Figure 5. Bacterial cyaA mutants affect dauer formation through TGF-β pathway and DAF-16.

(a–e) Dauer formation of daf-2(e1370), daf-7(e1372), daf-11(m47) and daf-2(e1370); daf-3(e1376), daf-2(e1370); daf-5(e1386) animals on feeding K-12 (control), cyaA mutant bacteria, and cyaA mutant bacteria supplemented with cAMP (2 mM). (f) DAF-16::GFP worms in the N2 background on feeding K-12 (control), cyaA mutant bacteria, and cyaA mutant bacteria supplemented with cAMP(2 mM). Quantification of DAF-16::GFP localization on feeding K-12 (control), cyaA mutant bacteria, and cyaA mutant bacteria supplemented with cAMP(2 mM). In each case, the data is represented as mean percent ± S.D of three replicates, **P < 0.0001, n > 200.

Figure 6. Bacterial cyaA mutants affect lifespan through TGF-β pathway and DAF-16.

(a–f) Kaplan–Meier survival curves of synchronously aging hermaphrodite worms: daf-2(e1370), daf-7(e1372), daf-11(m47), daf-2(e1370); daf-3(e1376), daf-2(e1370); daf-5(e1386) and daf-16(mu86) animals fed on K-12 (control), cyaA mutant bacteria, and cyaA mutant bacteria supplemented with cAMP (2 mM). n = 100, **p < 0.01; average ± std. dev (n = 3).

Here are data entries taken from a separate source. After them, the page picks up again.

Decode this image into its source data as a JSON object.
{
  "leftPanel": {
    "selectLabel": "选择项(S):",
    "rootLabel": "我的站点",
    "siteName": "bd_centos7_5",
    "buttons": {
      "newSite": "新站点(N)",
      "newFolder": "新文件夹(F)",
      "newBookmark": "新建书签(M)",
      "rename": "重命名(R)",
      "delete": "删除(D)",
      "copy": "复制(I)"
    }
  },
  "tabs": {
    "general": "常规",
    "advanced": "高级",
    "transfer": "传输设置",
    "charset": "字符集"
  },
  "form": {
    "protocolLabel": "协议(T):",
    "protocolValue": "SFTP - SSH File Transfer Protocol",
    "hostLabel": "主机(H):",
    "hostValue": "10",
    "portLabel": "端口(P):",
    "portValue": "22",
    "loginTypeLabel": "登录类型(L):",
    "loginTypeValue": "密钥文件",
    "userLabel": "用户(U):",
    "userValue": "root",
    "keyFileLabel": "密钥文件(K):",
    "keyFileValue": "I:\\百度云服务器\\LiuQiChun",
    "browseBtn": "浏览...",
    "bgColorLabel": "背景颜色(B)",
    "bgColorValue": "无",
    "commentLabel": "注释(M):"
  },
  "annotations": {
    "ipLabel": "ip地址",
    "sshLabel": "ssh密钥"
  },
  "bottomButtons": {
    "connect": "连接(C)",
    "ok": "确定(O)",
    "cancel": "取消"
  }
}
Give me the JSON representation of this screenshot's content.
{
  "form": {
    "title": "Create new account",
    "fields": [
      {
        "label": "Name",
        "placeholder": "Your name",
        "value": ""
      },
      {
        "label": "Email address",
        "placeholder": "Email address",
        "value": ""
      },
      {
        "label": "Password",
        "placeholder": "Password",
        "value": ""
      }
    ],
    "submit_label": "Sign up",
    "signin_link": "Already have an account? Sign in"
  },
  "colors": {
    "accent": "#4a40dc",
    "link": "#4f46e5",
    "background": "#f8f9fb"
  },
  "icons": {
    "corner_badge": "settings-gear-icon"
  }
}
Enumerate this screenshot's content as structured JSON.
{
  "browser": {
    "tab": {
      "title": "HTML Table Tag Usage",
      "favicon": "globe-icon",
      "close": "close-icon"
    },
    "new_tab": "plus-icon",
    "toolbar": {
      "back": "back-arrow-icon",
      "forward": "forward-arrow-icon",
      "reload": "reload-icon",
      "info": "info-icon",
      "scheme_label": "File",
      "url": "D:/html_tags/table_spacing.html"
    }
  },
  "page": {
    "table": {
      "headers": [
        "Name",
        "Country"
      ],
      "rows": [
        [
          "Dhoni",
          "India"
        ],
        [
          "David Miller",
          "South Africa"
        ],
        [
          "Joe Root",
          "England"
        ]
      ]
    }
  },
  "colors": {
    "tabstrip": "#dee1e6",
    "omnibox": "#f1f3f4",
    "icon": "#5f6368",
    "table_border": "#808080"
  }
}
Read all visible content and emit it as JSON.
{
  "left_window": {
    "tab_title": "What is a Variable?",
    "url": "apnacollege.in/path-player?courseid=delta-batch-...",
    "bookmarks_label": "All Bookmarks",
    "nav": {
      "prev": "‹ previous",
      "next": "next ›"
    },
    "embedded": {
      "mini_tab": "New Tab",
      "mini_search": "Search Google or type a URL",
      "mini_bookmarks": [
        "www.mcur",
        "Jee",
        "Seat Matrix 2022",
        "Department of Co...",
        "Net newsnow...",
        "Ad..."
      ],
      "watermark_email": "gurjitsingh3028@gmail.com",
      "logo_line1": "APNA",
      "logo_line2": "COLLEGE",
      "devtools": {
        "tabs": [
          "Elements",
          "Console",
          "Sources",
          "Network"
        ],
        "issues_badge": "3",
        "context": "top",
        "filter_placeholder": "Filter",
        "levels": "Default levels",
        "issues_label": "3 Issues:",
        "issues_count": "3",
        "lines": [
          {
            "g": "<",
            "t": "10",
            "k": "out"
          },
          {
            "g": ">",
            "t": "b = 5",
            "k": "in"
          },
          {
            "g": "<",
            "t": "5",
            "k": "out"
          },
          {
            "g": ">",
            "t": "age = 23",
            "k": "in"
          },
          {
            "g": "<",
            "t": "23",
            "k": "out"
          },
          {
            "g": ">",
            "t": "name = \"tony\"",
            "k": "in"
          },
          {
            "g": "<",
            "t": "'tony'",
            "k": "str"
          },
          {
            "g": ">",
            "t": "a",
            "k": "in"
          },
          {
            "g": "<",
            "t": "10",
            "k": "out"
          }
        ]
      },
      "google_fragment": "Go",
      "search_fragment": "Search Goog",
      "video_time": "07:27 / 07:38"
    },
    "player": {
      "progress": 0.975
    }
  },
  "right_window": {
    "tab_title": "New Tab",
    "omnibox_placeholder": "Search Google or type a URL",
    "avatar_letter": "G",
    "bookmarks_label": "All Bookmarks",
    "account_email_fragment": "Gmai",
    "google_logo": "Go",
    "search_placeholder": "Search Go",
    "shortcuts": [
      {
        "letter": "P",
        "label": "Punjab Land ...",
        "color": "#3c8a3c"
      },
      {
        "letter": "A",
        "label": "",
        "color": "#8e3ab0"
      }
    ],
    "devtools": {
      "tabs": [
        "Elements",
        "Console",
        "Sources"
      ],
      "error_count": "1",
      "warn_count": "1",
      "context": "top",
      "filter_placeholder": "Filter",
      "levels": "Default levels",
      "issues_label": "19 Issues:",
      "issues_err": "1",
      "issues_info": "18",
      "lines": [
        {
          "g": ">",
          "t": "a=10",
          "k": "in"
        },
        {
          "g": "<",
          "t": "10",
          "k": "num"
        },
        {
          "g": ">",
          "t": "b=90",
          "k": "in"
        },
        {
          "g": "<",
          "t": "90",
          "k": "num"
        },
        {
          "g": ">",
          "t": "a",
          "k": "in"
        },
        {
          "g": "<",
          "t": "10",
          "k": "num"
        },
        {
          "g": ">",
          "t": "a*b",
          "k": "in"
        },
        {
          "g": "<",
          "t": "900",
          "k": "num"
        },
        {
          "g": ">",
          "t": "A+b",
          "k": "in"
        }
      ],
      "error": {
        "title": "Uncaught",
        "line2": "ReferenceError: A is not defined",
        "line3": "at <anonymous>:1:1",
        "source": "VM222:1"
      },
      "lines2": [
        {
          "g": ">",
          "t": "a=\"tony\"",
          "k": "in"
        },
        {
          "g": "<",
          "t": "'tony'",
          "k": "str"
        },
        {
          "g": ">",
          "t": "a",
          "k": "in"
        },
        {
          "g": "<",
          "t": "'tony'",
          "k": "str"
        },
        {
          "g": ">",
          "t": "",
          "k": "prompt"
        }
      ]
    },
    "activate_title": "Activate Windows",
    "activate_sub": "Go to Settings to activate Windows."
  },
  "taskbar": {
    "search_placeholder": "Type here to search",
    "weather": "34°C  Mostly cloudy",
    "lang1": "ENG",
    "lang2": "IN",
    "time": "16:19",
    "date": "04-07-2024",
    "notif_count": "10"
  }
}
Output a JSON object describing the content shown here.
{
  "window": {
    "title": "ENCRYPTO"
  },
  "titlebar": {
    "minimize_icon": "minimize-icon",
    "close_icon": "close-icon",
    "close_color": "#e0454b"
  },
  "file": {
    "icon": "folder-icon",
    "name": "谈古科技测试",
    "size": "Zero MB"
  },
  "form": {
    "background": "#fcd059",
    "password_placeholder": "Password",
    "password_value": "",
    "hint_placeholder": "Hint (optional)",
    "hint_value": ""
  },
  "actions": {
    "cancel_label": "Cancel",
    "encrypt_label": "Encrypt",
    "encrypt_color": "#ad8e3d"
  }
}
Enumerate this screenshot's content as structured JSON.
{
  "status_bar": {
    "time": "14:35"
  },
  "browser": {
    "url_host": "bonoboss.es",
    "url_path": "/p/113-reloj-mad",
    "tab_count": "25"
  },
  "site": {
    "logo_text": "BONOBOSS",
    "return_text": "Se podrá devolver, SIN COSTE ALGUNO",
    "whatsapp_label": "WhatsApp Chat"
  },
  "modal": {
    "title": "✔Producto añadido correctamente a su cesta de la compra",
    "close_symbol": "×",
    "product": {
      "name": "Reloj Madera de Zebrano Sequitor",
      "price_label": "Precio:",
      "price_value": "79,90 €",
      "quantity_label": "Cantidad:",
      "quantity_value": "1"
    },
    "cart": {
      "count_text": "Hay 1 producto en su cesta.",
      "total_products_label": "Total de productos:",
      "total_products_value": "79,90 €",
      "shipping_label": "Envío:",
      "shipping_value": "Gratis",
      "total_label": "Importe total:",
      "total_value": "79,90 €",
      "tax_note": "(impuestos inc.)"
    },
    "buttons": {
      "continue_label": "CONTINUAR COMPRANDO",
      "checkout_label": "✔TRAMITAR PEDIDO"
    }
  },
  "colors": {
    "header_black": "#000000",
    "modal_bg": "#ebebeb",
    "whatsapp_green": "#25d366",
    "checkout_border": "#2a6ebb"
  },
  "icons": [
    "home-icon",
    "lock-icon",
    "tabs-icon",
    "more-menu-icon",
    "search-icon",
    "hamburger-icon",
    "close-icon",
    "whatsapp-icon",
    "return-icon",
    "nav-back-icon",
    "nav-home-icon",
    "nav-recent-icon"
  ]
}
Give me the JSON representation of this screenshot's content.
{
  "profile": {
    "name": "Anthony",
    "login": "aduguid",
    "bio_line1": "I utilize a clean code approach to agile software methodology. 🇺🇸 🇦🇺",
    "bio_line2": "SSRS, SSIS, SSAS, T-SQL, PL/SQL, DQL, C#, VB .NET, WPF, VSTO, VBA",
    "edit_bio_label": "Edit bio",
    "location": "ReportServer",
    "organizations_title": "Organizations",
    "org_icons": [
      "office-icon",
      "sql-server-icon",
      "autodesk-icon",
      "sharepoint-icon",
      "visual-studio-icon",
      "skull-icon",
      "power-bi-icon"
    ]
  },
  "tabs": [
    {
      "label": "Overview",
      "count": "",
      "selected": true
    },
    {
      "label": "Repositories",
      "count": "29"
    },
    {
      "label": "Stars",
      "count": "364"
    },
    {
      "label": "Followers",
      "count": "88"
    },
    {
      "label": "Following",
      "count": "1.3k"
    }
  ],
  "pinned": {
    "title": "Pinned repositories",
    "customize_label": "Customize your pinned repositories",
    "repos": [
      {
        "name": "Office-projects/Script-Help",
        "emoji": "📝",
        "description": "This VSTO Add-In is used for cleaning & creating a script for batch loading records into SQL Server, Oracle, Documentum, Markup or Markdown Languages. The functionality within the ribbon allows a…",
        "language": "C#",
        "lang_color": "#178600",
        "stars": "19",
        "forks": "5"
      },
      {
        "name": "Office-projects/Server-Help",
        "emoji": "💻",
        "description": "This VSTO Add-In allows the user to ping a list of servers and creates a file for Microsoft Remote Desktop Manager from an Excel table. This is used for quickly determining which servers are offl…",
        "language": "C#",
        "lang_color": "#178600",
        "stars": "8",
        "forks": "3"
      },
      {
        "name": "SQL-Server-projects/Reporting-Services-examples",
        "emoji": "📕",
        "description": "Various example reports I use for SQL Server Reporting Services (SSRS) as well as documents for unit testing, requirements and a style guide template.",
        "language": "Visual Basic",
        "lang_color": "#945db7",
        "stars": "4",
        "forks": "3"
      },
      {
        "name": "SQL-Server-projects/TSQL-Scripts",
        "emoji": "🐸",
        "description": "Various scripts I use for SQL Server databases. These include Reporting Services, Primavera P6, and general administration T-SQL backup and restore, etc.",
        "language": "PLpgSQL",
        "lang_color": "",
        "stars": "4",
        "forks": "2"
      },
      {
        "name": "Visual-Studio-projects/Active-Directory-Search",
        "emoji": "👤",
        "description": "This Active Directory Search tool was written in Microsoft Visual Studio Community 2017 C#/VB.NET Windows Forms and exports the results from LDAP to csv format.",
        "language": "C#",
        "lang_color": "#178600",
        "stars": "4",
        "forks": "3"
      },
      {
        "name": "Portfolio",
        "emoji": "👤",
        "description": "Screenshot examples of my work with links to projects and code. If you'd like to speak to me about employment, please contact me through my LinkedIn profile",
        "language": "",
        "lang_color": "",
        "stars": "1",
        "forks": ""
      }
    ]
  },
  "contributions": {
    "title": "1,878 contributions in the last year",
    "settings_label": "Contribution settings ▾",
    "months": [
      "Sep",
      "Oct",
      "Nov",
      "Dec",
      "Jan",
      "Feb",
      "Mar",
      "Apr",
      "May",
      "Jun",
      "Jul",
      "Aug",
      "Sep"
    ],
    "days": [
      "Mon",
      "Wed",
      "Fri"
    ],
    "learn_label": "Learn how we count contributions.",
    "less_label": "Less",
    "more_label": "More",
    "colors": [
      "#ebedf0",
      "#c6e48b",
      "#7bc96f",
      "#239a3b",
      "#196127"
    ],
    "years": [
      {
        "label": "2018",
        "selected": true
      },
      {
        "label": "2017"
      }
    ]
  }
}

Figure 7. Model of how bacterial cAMP signaling regulates dauer formation and lifespan in worms.

Lack of bacterial cAMP inhibits the expression of DAF-7, resulting in the inhibition of DAF-3/5. This leads to the suppression of IGF-1 pathway in animals, and enhances the dauer formation and lifespan extension in DAF-16/FOXO dependent manner.